Important Clinical Caveats
Airway Monitoring
While rare, laryngeal edema represents a potentially life-threatening complication 3. When significant neck swelling accompanies mumps, closely monitor for:
- Progressive dyspnea
- Stridor or voice changes
- Difficulty swallowing
If laryngeal edema develops, immediate interventions may include intravenous corticosteroids and potentially emergency airway management including intubation 3. This complication, though exceedingly rare, requires vigilant assessment when substantial cervical swelling is present.

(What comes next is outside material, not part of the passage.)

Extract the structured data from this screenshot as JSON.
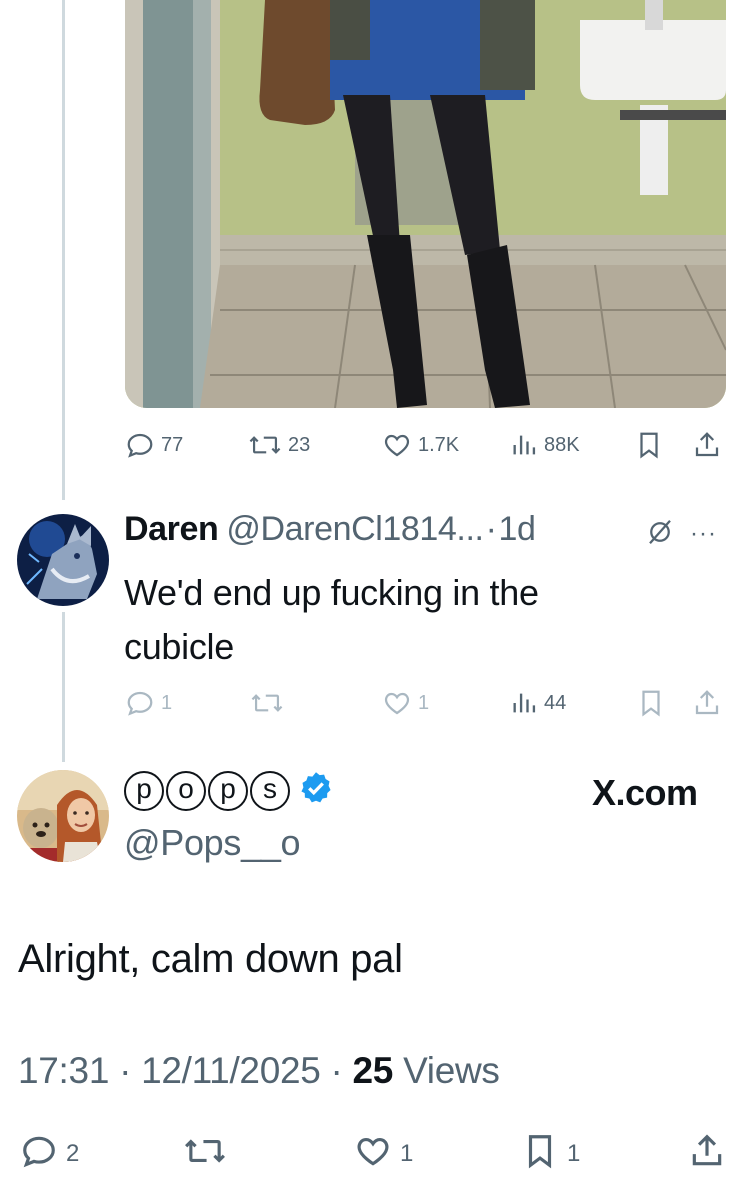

Common Complications to Monitor
Beyond supportive care, watch for:
- Aseptic meningitis and encephalitis (common complications) 2
- Orchitis in post-pubertal males
- Pancreatitis (check for abdominal pain, elevated amylase) 3
- Hearing loss (can be permanent) 2
Diagnostic Confirmation
While diagnosis is primarily clinical based on characteristic parotid swelling, laboratory confirmation through PCR testing or IgM serology is available and recommended 1, 2. This is particularly important for:
- Public health reporting (mumps is reportable in most states) 1
- Outbreak investigation
- Cases with atypical presentations
Prevention Focus
The evidence emphasizes that vaccination remains the most effective intervention, with proper MMR administration providing approximately 80% protection 2. The guideline recommendations specify routine vaccination at 12-15 months for the first dose and 4-6 years for the second dose 4. However, once a child has active mumps infection, the focus shifts entirely to supportive management and transmission prevention.
Post-Exposure Considerations
For unvaccinated or incompletely vaccinated contacts, consider catch-up vaccination, though this will not prevent disease in those already exposed during the current incubation period 4.